Erasing early gains, the Nifty IT index slipped into the red during mid-session trade on Thursday, as Kotak analysts flagged rising disruption risks from generative AI for the sector.
The Nifty IT index dipped 1.5 per cent to 29,823.15 in today’s trade after a positive opening at 30,554.85 from the previous close of 30,305.25.
Nifty IT falls 1.5 per cent after erasing early gains.
Coforge, Mphasis, LTIMindtree lead broad IT sell-off.
Kotak cuts EPS estimates and target prices.
Brokerage flags rising Gen AI disruption risks.
The index had staged resilience in the previous trading session despite the broader market fall, emerging as the only index closing in the green. However, sentiment weakened in the latest session as selling pressure spread across the pack. All the counters traded in the negative territory, led by Coforge, Mphasis, LTIMindtree, HCLTech and Tech Mahindra.
Heavyweights Infosys, Wipro and TCS also dipped.
Target price cuts across IT pack
Factoring in slower growth and higher disruption risk, Kotak Institutional Equities has trimmed earnings estimates and reduced fair values across the sector. The brokerage cut EPS estimates by 1–3 per cent and reduced fair values by roughly 15–28 per cent across companies under coverage, while also raising cost of equity assumptions by 50–100 basis points.
Among large-cap IT companies, Kotak now values TCS at ₹3,090 per share, Infosys at ₹1,530 and Tech Mahindra at ₹1,615. It assigns a target price of ₹1,425 for HCLTech and ₹190 for Wipro.
For mid-tier companies, the brokerage sets a target price of ₹4,430 for LTIMindtree, ₹1,620 for Coforge, ₹4,615 for Persistent Systems, ₹2,275 for Mphasis and ₹620 for Hexaware.
The report indicates that Tier-1 IT stocks are likely to trade at around 13–18 times FY2028 earnings, while mid-tier firms could command valuations of 18–27 times.
Preferred picks in the sector
Despite the cautious outlook, Kotak continues to see selective opportunities within the IT space. Among Tier-1 companies, the brokerage prefers Infosys, TCS and Tech Mahindra, noting that current valuations already reflect subdued growth expectations and offer relatively attractive free cash flow and payout yields.
In the mid-tier segment, Coforge and Hexaware are the preferred names due to comparatively inexpensive valuations and potential for stronger growth.
It has changed the rating of Persistent Systems from sell to reduce.
Kotak flags higher Gen AI disruption risks
A recent report by Kotak Institutional Equities highlighted rising risks from generative AI adoption, which it believes could trigger revenue deflation for IT services companies in the coming years.
The brokerage now factors in around 3–3.5 per cent revenue deflation for the global IT services industry in FY2027–28, higher than its earlier estimate of 2–3 per cent. The increase reflects faster innovation cycles in AI models, growing enterprise adoption and an AI-first approach among developers and technology firms.
Kotak noted that while overall technology spending is expected to remain robust due to generative AI investments, a larger share of the spending may accrue to hyperscalers and AI labs rather than traditional IT services providers.

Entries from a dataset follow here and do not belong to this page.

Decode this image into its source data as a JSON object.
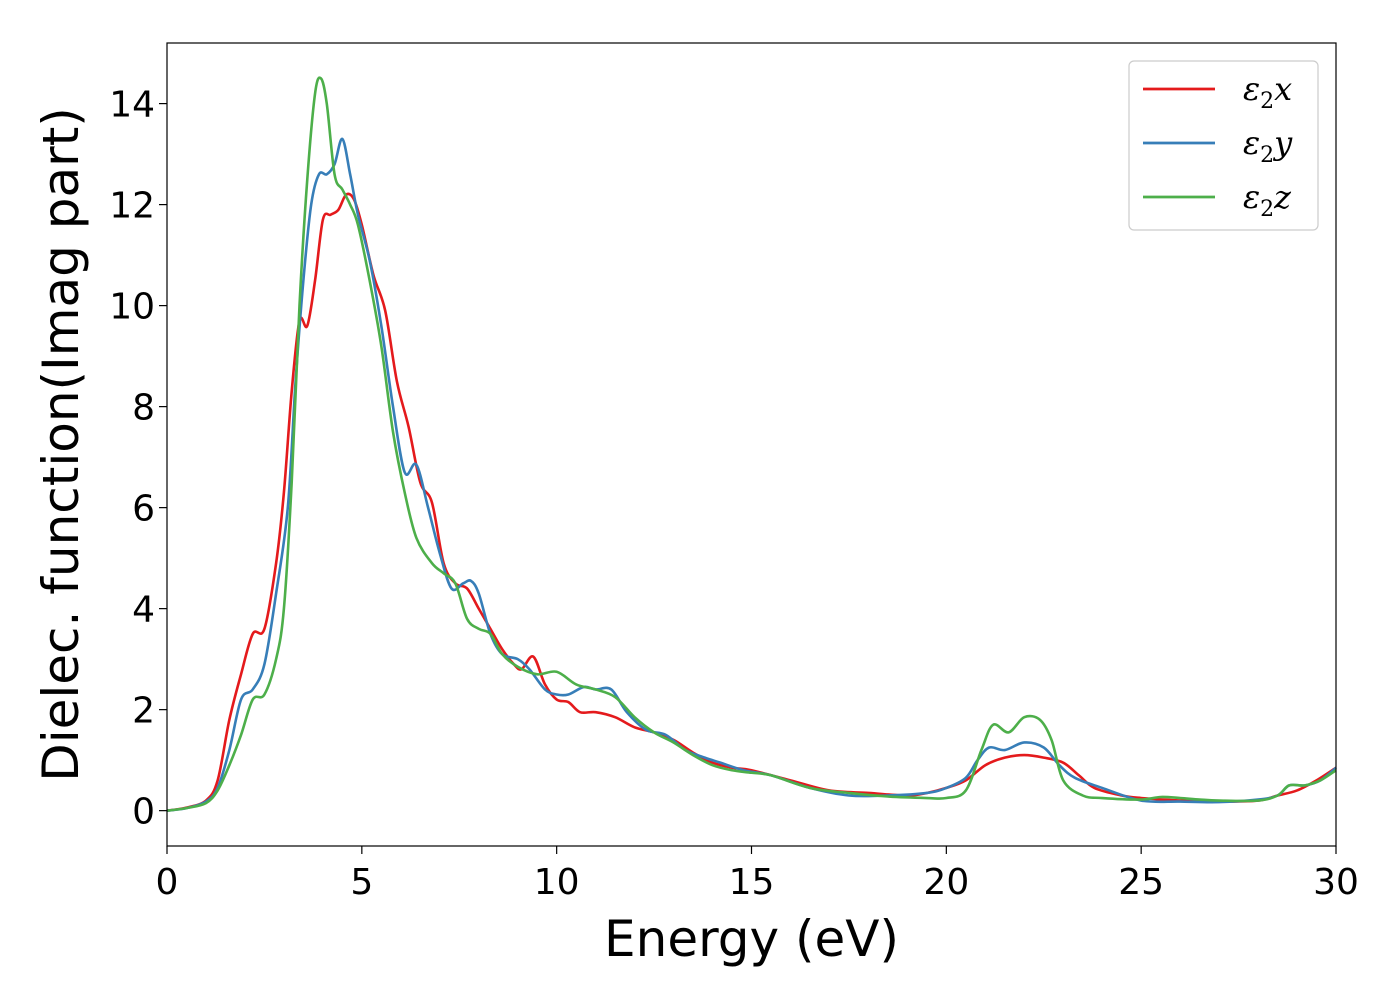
{
  "chart_data": {
    "type": "line",
    "title": "",
    "xlabel": "Energy (eV)",
    "ylabel": "Dielec. function(Imag part)",
    "xlim": [
      0,
      30
    ],
    "ylim": [
      -0.7,
      15.2
    ],
    "xticks": [
      0,
      5,
      10,
      15,
      20,
      25,
      30
    ],
    "yticks": [
      0,
      2,
      4,
      6,
      8,
      10,
      12,
      14
    ],
    "grid": false,
    "legend_position": "top-right",
    "series": [
      {
        "name": "ε₂x",
        "legend_main": "ε",
        "legend_sub": "2",
        "legend_suffix": "x",
        "color": "#e41a1c",
        "points": [
          [
            0,
            0
          ],
          [
            0.5,
            0.06
          ],
          [
            1.0,
            0.2
          ],
          [
            1.3,
            0.6
          ],
          [
            1.6,
            1.8
          ],
          [
            1.9,
            2.7
          ],
          [
            2.2,
            3.5
          ],
          [
            2.5,
            3.6
          ],
          [
            2.8,
            4.9
          ],
          [
            3.0,
            6.3
          ],
          [
            3.2,
            8.3
          ],
          [
            3.4,
            9.7
          ],
          [
            3.6,
            9.6
          ],
          [
            3.8,
            10.5
          ],
          [
            4.0,
            11.7
          ],
          [
            4.2,
            11.8
          ],
          [
            4.4,
            11.9
          ],
          [
            4.6,
            12.2
          ],
          [
            4.8,
            12.1
          ],
          [
            5.0,
            11.6
          ],
          [
            5.3,
            10.6
          ],
          [
            5.6,
            9.9
          ],
          [
            5.9,
            8.5
          ],
          [
            6.2,
            7.6
          ],
          [
            6.5,
            6.5
          ],
          [
            6.8,
            6.1
          ],
          [
            7.1,
            4.9
          ],
          [
            7.4,
            4.5
          ],
          [
            7.7,
            4.4
          ],
          [
            8.0,
            4.0
          ],
          [
            8.3,
            3.6
          ],
          [
            8.6,
            3.2
          ],
          [
            8.9,
            2.9
          ],
          [
            9.1,
            2.8
          ],
          [
            9.4,
            3.05
          ],
          [
            9.7,
            2.5
          ],
          [
            10.0,
            2.2
          ],
          [
            10.3,
            2.15
          ],
          [
            10.6,
            1.95
          ],
          [
            11.0,
            1.95
          ],
          [
            11.5,
            1.85
          ],
          [
            12.0,
            1.65
          ],
          [
            12.5,
            1.55
          ],
          [
            13.0,
            1.4
          ],
          [
            13.5,
            1.15
          ],
          [
            14.0,
            0.95
          ],
          [
            14.5,
            0.85
          ],
          [
            15.0,
            0.8
          ],
          [
            16.0,
            0.6
          ],
          [
            17.0,
            0.4
          ],
          [
            18.0,
            0.35
          ],
          [
            19.0,
            0.3
          ],
          [
            19.5,
            0.35
          ],
          [
            20.0,
            0.45
          ],
          [
            20.5,
            0.6
          ],
          [
            21.0,
            0.9
          ],
          [
            21.5,
            1.05
          ],
          [
            22.0,
            1.1
          ],
          [
            22.5,
            1.05
          ],
          [
            23.0,
            0.95
          ],
          [
            23.4,
            0.7
          ],
          [
            23.8,
            0.45
          ],
          [
            24.5,
            0.3
          ],
          [
            25.0,
            0.25
          ],
          [
            26.0,
            0.2
          ],
          [
            27.0,
            0.18
          ],
          [
            28.0,
            0.2
          ],
          [
            28.5,
            0.3
          ],
          [
            29.0,
            0.4
          ],
          [
            29.5,
            0.6
          ],
          [
            30.0,
            0.85
          ]
        ]
      },
      {
        "name": "ε₂y",
        "legend_main": "ε",
        "legend_sub": "2",
        "legend_suffix": "y",
        "color": "#377eb8",
        "points": [
          [
            0,
            0
          ],
          [
            0.5,
            0.05
          ],
          [
            1.0,
            0.18
          ],
          [
            1.3,
            0.45
          ],
          [
            1.6,
            1.2
          ],
          [
            1.9,
            2.2
          ],
          [
            2.2,
            2.4
          ],
          [
            2.5,
            2.9
          ],
          [
            2.8,
            4.3
          ],
          [
            3.1,
            6.0
          ],
          [
            3.3,
            8.5
          ],
          [
            3.5,
            10.5
          ],
          [
            3.7,
            12.0
          ],
          [
            3.9,
            12.6
          ],
          [
            4.1,
            12.6
          ],
          [
            4.3,
            12.8
          ],
          [
            4.5,
            13.3
          ],
          [
            4.7,
            12.6
          ],
          [
            4.9,
            11.8
          ],
          [
            5.2,
            10.9
          ],
          [
            5.5,
            9.6
          ],
          [
            5.8,
            8.0
          ],
          [
            6.1,
            6.7
          ],
          [
            6.4,
            6.85
          ],
          [
            6.7,
            6.0
          ],
          [
            7.0,
            5.1
          ],
          [
            7.3,
            4.4
          ],
          [
            7.6,
            4.5
          ],
          [
            7.8,
            4.55
          ],
          [
            8.0,
            4.3
          ],
          [
            8.3,
            3.5
          ],
          [
            8.6,
            3.1
          ],
          [
            9.0,
            3.0
          ],
          [
            9.3,
            2.8
          ],
          [
            9.7,
            2.4
          ],
          [
            10.0,
            2.3
          ],
          [
            10.3,
            2.3
          ],
          [
            10.7,
            2.45
          ],
          [
            11.0,
            2.4
          ],
          [
            11.4,
            2.4
          ],
          [
            11.8,
            1.95
          ],
          [
            12.3,
            1.6
          ],
          [
            12.8,
            1.5
          ],
          [
            13.3,
            1.2
          ],
          [
            13.8,
            1.05
          ],
          [
            14.2,
            0.95
          ],
          [
            14.8,
            0.8
          ],
          [
            15.5,
            0.7
          ],
          [
            16.5,
            0.45
          ],
          [
            17.5,
            0.3
          ],
          [
            18.5,
            0.3
          ],
          [
            19.5,
            0.35
          ],
          [
            20.0,
            0.45
          ],
          [
            20.5,
            0.65
          ],
          [
            20.8,
            1.0
          ],
          [
            21.1,
            1.25
          ],
          [
            21.5,
            1.2
          ],
          [
            22.0,
            1.35
          ],
          [
            22.5,
            1.25
          ],
          [
            22.9,
            0.9
          ],
          [
            23.3,
            0.65
          ],
          [
            24.0,
            0.45
          ],
          [
            25.0,
            0.2
          ],
          [
            26.0,
            0.18
          ],
          [
            27.0,
            0.17
          ],
          [
            28.0,
            0.22
          ],
          [
            28.5,
            0.3
          ],
          [
            28.8,
            0.5
          ],
          [
            29.2,
            0.5
          ],
          [
            29.6,
            0.6
          ],
          [
            30.0,
            0.85
          ]
        ]
      },
      {
        "name": "ε₂z",
        "legend_main": "ε",
        "legend_sub": "2",
        "legend_suffix": "z",
        "color": "#4daf4a",
        "points": [
          [
            0,
            0
          ],
          [
            0.5,
            0.05
          ],
          [
            1.0,
            0.15
          ],
          [
            1.3,
            0.4
          ],
          [
            1.6,
            0.9
          ],
          [
            1.9,
            1.5
          ],
          [
            2.2,
            2.2
          ],
          [
            2.5,
            2.3
          ],
          [
            2.8,
            3.0
          ],
          [
            3.0,
            4.0
          ],
          [
            3.2,
            6.5
          ],
          [
            3.4,
            10.0
          ],
          [
            3.6,
            12.5
          ],
          [
            3.8,
            14.2
          ],
          [
            3.95,
            14.5
          ],
          [
            4.1,
            14.0
          ],
          [
            4.3,
            12.6
          ],
          [
            4.5,
            12.3
          ],
          [
            4.7,
            12.0
          ],
          [
            4.9,
            11.6
          ],
          [
            5.2,
            10.5
          ],
          [
            5.5,
            9.2
          ],
          [
            5.8,
            7.5
          ],
          [
            6.1,
            6.3
          ],
          [
            6.4,
            5.4
          ],
          [
            6.8,
            4.9
          ],
          [
            7.1,
            4.7
          ],
          [
            7.4,
            4.5
          ],
          [
            7.7,
            3.8
          ],
          [
            8.0,
            3.6
          ],
          [
            8.3,
            3.5
          ],
          [
            8.6,
            3.1
          ],
          [
            9.0,
            2.85
          ],
          [
            9.5,
            2.7
          ],
          [
            10.0,
            2.75
          ],
          [
            10.5,
            2.5
          ],
          [
            11.0,
            2.4
          ],
          [
            11.5,
            2.25
          ],
          [
            12.0,
            1.85
          ],
          [
            12.5,
            1.55
          ],
          [
            13.0,
            1.35
          ],
          [
            13.5,
            1.1
          ],
          [
            14.0,
            0.9
          ],
          [
            14.5,
            0.8
          ],
          [
            15.0,
            0.75
          ],
          [
            15.5,
            0.7
          ],
          [
            16.5,
            0.45
          ],
          [
            17.5,
            0.35
          ],
          [
            18.5,
            0.28
          ],
          [
            19.5,
            0.25
          ],
          [
            20.0,
            0.25
          ],
          [
            20.5,
            0.4
          ],
          [
            20.9,
            1.2
          ],
          [
            21.2,
            1.7
          ],
          [
            21.6,
            1.55
          ],
          [
            22.0,
            1.85
          ],
          [
            22.4,
            1.8
          ],
          [
            22.7,
            1.4
          ],
          [
            23.0,
            0.6
          ],
          [
            23.5,
            0.3
          ],
          [
            24.0,
            0.25
          ],
          [
            25.0,
            0.22
          ],
          [
            25.5,
            0.27
          ],
          [
            26.0,
            0.25
          ],
          [
            26.5,
            0.22
          ],
          [
            27.0,
            0.2
          ],
          [
            28.0,
            0.2
          ],
          [
            28.5,
            0.3
          ],
          [
            28.8,
            0.5
          ],
          [
            29.2,
            0.5
          ],
          [
            29.6,
            0.6
          ],
          [
            30.0,
            0.8
          ]
        ]
      }
    ]
  }
}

As a result, the brokerage expects global IT services growth to remain moderate over the next decade, projecting industry expansion of around 4–5 per cent annually in dollar terms.

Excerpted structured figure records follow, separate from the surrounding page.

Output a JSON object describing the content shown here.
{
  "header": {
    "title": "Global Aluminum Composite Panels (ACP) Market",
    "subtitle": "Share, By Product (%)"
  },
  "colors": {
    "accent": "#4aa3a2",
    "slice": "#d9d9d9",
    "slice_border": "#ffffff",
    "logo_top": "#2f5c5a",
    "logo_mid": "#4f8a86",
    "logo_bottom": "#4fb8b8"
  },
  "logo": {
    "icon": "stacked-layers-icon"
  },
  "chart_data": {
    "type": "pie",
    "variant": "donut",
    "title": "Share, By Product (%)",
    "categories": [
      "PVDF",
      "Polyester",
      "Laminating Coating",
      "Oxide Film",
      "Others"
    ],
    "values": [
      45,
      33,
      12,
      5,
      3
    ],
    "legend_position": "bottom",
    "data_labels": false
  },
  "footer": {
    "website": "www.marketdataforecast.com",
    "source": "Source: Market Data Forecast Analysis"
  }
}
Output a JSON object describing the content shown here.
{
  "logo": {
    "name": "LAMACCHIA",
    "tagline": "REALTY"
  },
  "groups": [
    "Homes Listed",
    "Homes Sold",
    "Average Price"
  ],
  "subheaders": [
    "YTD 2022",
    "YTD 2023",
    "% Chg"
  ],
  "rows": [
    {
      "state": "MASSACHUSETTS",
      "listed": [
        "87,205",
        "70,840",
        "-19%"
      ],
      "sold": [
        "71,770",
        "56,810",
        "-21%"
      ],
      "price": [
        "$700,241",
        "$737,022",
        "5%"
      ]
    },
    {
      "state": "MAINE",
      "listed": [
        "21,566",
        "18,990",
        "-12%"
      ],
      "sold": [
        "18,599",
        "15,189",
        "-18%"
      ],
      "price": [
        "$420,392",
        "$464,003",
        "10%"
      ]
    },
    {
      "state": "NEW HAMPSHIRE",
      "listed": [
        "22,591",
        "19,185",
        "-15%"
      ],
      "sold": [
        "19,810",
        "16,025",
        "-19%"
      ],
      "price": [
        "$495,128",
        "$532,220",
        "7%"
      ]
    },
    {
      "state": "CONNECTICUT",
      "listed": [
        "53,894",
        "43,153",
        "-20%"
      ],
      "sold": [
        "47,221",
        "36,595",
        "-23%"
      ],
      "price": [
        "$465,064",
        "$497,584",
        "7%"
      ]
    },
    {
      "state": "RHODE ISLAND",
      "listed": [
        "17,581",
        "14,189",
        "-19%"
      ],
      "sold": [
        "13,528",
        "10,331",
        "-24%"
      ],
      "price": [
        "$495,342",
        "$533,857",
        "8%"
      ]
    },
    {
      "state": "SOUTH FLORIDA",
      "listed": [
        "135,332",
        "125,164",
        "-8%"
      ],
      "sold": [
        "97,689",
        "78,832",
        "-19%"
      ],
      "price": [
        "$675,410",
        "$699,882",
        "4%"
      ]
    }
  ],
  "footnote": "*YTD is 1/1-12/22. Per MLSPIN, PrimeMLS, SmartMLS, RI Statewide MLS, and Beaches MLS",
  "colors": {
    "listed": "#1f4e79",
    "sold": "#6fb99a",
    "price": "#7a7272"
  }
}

Challengers may outperform incumbents
Kotak believes mid-tier “challenger” firms could gain an edge over incumbents in the evolving technology landscape.
Large IT companies may face pressure from revenue deflation given their sizeable base, while smaller players have greater flexibility to disrupt their own offerings and capture emerging opportunities in AI-driven services.
At the same time, the brokerage cautioned that application development and customer BPO services could see the highest productivity-driven deflation from AI adoption, while areas such as infrastructure management and consulting may remain relatively resilient.
Long-term relevance intact despite near-term headwinds
While generative AI is expected to reshape the industry, Kotak does not believe the shift will eliminate the need for IT services companies. Instead, it expects the sector to remain structurally relevant over the long term, even as the pace of growth moderates and productivity gains reshape revenue models.
However, the brokerage warned that evolving AI capabilities and enterprise adoption trends could lead to periodic volatility in IT stocks as investors reassess the sector’s long-term growth trajectory.